Bush needs to explain threat or stop war talk
Christopher Foster, Gonzaga PrepAs American troops leave for "training practices" on Middle Eastern bases, and more missile batteries are installed in Kuwait, the countdown clock for war with Iraq seems to be reaching the final hour.
But should President Bush pull the plug on the impending war or start gassing up his tanks?
Weighing the pros and cons for typical Americans outside the Pentagon's Inner Information Circle seems to be a little hazy. We have only limited information on why we should attack, and piles of unanswered questions on why we should not.
President Bush and his Cabinet are pleading with the American people to accept that Saddam Hussein poses a real threat and is a "menace" to the entire world, a claim that has drawn skepticism from both the international community and the average Joe. The threat Saddam poses, according to the Bush administration, is the production of weapons of mass destruction in the form of nuclear, chemical and biological weapons and the harboring of terrorists - a claim that the United States also has against North Korea and Iran. Why don't we attack them, too?
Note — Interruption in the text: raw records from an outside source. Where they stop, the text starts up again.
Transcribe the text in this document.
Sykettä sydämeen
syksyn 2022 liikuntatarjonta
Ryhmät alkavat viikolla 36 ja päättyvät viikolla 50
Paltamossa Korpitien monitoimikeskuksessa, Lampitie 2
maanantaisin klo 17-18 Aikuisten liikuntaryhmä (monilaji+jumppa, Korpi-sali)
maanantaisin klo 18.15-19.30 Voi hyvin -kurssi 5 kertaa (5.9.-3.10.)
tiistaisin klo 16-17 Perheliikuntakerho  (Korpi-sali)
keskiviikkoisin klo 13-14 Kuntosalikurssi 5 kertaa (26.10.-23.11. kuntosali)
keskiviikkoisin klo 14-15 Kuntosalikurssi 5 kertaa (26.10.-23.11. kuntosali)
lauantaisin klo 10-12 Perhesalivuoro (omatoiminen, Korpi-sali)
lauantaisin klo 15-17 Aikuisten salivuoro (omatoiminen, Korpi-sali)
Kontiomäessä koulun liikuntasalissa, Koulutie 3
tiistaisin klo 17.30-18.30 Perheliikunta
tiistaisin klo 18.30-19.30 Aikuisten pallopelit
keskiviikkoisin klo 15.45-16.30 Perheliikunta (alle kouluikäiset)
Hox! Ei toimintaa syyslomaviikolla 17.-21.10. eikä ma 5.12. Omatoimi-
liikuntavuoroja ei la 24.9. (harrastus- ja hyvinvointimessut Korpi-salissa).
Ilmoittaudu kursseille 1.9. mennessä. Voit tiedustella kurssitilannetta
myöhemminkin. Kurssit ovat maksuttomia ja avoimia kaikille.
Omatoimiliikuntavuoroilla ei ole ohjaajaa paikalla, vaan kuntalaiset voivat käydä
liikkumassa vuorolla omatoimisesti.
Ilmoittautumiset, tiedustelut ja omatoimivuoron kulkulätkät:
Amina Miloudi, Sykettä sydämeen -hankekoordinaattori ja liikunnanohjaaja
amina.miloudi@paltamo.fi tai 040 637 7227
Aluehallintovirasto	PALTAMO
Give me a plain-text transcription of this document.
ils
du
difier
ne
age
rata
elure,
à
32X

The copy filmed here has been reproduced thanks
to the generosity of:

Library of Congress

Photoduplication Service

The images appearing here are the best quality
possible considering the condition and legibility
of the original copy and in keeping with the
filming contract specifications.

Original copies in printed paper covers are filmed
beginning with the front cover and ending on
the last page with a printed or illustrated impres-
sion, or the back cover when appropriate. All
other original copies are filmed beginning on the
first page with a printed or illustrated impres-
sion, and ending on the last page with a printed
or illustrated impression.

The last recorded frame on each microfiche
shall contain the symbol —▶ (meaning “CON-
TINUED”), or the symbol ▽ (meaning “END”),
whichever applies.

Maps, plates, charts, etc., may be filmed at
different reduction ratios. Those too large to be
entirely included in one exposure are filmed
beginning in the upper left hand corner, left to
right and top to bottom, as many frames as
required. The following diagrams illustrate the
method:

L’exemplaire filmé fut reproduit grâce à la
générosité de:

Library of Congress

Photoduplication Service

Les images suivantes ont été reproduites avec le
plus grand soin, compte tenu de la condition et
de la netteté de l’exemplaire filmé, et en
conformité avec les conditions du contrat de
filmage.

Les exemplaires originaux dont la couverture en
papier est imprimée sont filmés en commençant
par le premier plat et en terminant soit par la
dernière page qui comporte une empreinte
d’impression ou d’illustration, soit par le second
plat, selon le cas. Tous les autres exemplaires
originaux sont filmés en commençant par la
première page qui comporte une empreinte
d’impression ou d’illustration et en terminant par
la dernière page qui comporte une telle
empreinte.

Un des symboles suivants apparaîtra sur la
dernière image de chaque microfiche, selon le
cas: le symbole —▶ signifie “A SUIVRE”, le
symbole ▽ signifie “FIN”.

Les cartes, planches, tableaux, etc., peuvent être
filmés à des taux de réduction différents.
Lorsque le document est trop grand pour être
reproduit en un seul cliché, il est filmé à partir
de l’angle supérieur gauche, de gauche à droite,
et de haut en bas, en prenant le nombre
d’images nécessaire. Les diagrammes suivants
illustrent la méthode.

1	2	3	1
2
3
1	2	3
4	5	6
The reasons for attacking Iraq specifically are not clear, nor is the evidence presented thus far conclusive.
Former U.N. weapons inspectors such as Hans Blix say there is no evidence of Iraq having any such capabilities.
They claim that Saddam's weapons programs are dead and that he poses no major threat to the region, to the United States or to the world.
That view seems to make more sense right now than the sketchy information the Bush Cabinet is releasing, and it is costing the administration support.
Bush will need the international heavyweights to back him up if he decides to attack Iraq.
The United Nations' role in the Iraq equation cannot be underestimated.
Britain, a strong ally in the anti-Saddam campaign, France, Germany and Russia are all insisting that the United Nations be involved with any decision against Iraq.
Although 90 percent of European nations oppose a unilateral U.S. offensive, more than 60 percent would support the attack, if the United Nations passed new resolutions.
Bush, realizing that the United Nations' support would give a strategic advantage to his plan, gave a speech last month to the general assembly, begging for action. He was denied.
The only response seemed to be one from Iraq, who continued to claim that it has no weapons of mass destruction and that weapons inspections could resume.
The Bush administration simply saw this assertion as one more round in the "cat and mouse game" that it says it has been playing too long.
And even if the United States is successful in a war with Iraq, what will happen next?
Will the United States simply leave Iraq to chaos and anarchy as groups fight for control of the lands, and as another ruthless dictator takes over?
Before we plan for success, Bush needs to figure out exactly what the roles of other nations and the United States will be in a post- Saddam Iraq.
More important than an "end-game" in Iraq is the precedence in international relations this will create.
If a country, such as India, deems its enemy - in this case Pakistan - to be a serious threat to national interests, does a country have a right to topple a regime? Germany's Chancellor Gerhard Schroeder vehemently says no.
If Bush, after meeting with harsh resistance in the Security Council, goes ahead and fights Iraq, does it devalue the United Nations' relevance in international mitigation?
And finally, will this attack dawn the age of a new America, where the mightiest nation in the world topples anyone who "poses a threat" without releasing substantiating evidence?
"It doesn't seem prudent" as Dana Carvey's President Bush the elder character always said on "Saturday Night Live."
A solution to this tangle of policy and precedence that the United States is setting seems to be obvious enough, however: Enforce the unrestricted U.N. weapons inspections that Iraq has promised, to appease our allies and the public, appeal to the United Nations to pass a new Security Council resolution on Iraq, and release the evidence of Iraq's terrible weapons, if you have any. If unrestricted weapons inspections are refused, make the case to our allies and they will support the war.
With the international support, we will win and the new war against Iraq will have a much more successful conclusion.
If we don't win support, we don't release evidence, and we don't have an end game, why do we need war?